Orbay;– Bir şey düşündüğüm yok. Topal Osman’ı yakalamak gerek. Çankaya’nın arkasında, Ayrancı tarafında Papazın Bağı denilen yerde bulunduğu sanılıyor.
Atatürk;– Nasıl yakalatacaksın?
Orbay – Meclis Muhafız Birliği ile.
Atatürk – Meclis Muhafız Birliği’nde Topal Osman’la gelmiş Karadenizliler var. Bunlar birbirlerine ateş etmezler, ne sen, ne ben, ne Ankara… Bir şey kalmaz.
Orbay – Suçluları yakalatmak mutlak gerek… Eğer Başkomutan olarak ve herhangi bir düşünce ile sizce buna gerek görülmüyorsa, benim bunu yarın mecliste anlatmam gerekecektir.” (1)
…
Şimdi yaşananları biraz daha açmak adına bu tarihten geriye gidiyor ve o günlerdeki Türkiye Büyük Millet Meclisinde oluşan gruplara ve anlayışlarına bakıyoruz;
Mecliste Gruplar
Birinci TBMM kurulup çalışmalara başlayınca çeşitli konuların tartışılmasında meclis üyeleri arasında görüş ayrılıkları belirmeye başlar.
Bu ayrılıklar giderek türdeş grupların oluşmasına yol açar.
İşte 1. TBMM’de; 1 Grup ve 2. Grup diye adlandırılan gruplarda bu oluşumun sonucudur.
Anayasa’nın kabulü, Londra Konferansı’na davet Mustafa Kemal’in meclis başkanlığı, başkomutanlığı, Sadrazam Tevfik Paşa’ya çekilen telgraf gibi sorunlarda beliren görüş ayrılığı bir dizi grubun oluşmasına neden oldu.
Bunlardan M. Kemal’in etrafında oluşanına 1 Grup, M. Kemal’in en güçlü muhaliflerinin oluşturduğu grup ise 2. Grubu oluşturur.

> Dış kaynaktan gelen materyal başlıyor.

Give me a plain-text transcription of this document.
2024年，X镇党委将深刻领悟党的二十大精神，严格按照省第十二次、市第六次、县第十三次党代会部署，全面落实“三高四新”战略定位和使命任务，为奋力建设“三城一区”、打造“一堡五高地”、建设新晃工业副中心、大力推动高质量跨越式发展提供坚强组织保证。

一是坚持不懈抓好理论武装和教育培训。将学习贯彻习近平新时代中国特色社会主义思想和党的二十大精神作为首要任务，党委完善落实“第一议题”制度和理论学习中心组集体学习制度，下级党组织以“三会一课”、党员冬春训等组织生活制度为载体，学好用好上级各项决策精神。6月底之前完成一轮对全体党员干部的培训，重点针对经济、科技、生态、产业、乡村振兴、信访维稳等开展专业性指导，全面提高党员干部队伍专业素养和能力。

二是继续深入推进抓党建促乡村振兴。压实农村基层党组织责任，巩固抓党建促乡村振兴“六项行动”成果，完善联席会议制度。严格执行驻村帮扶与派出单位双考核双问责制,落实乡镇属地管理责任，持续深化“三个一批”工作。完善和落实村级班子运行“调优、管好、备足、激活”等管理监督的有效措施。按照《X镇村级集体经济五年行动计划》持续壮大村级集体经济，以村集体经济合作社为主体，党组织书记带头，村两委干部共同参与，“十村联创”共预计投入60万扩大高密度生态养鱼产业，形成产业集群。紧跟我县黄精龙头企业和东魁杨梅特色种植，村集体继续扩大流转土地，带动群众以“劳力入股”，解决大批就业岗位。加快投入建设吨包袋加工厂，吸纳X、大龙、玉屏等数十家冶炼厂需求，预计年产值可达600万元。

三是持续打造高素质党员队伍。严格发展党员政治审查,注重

İkinci Grup için Sabahattin Selek, şöyle diyor:
İkinci Grup ise büyük çoğunluğu ile saltanat ve hilafet taraftarı muhafazakâr fikrin temsilcisi idi ve ayrıca Mustafa Kemal Paşa’nın diğer muhalifleri İle takviye edilmişti.” (2)
Diğer grupların başlıcaları ise istiklal Grubu, Halk Zümresi, Tesanüt Grubu, İslahat Grubu, Müdafaa-i Hukuk Zümresi vs.

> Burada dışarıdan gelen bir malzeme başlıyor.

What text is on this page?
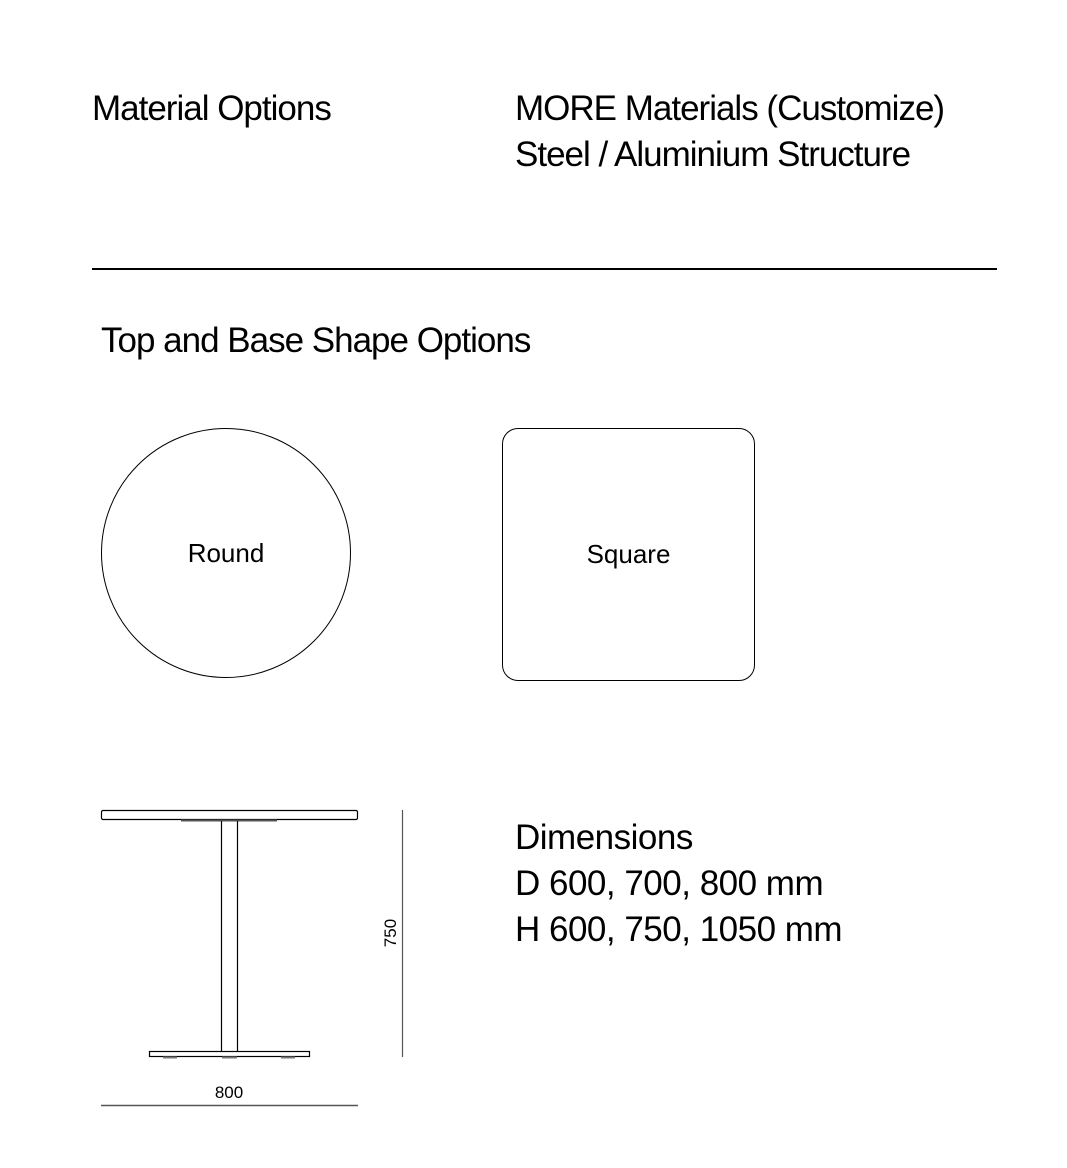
Material Options	MORE Materials (Customize)
Steel / Aluminium Structure
Top and Base Shape Options
Round	Square
800
750
Dimensions
D 600, 700, 800 mm
H 600, 750, 1050 mm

Mustafa Kemal, bu durumu Nutuk’ta şöyle anlatıyor:
-“Filhakika sayıları çok, üyeleri sınırlı olan bu hizipler birbirleri ile yarışmaya kalkmışlar ve biri diğerini dinlememek yüzünden..
Misak-ı Milli’nin tesbit ettiği esaslarda kayıtsız ve şartsız birlik ve müttefik olan fikirler ve emeller. Anayasa’nın getirdiği görüşlerde tamamen iştirak etmiş manzarasını arz etmiyordu. Mevcut hizipleri birleştirmek veyahut mevcut hiziplerden birini takviye ederek iş görmek için dolaylı olarak çok çalıştım. Fakat bu suretle hasıl olan neticelerin payidar olmadıkları görüldü. İşte bizzat müdahale zaruri olmaya başladı. Nihayet “Anadolu ve Rumeli Müdafaa-i Hukuk Grubu” adı ile bir grup teşkiline karar verdim.” (3)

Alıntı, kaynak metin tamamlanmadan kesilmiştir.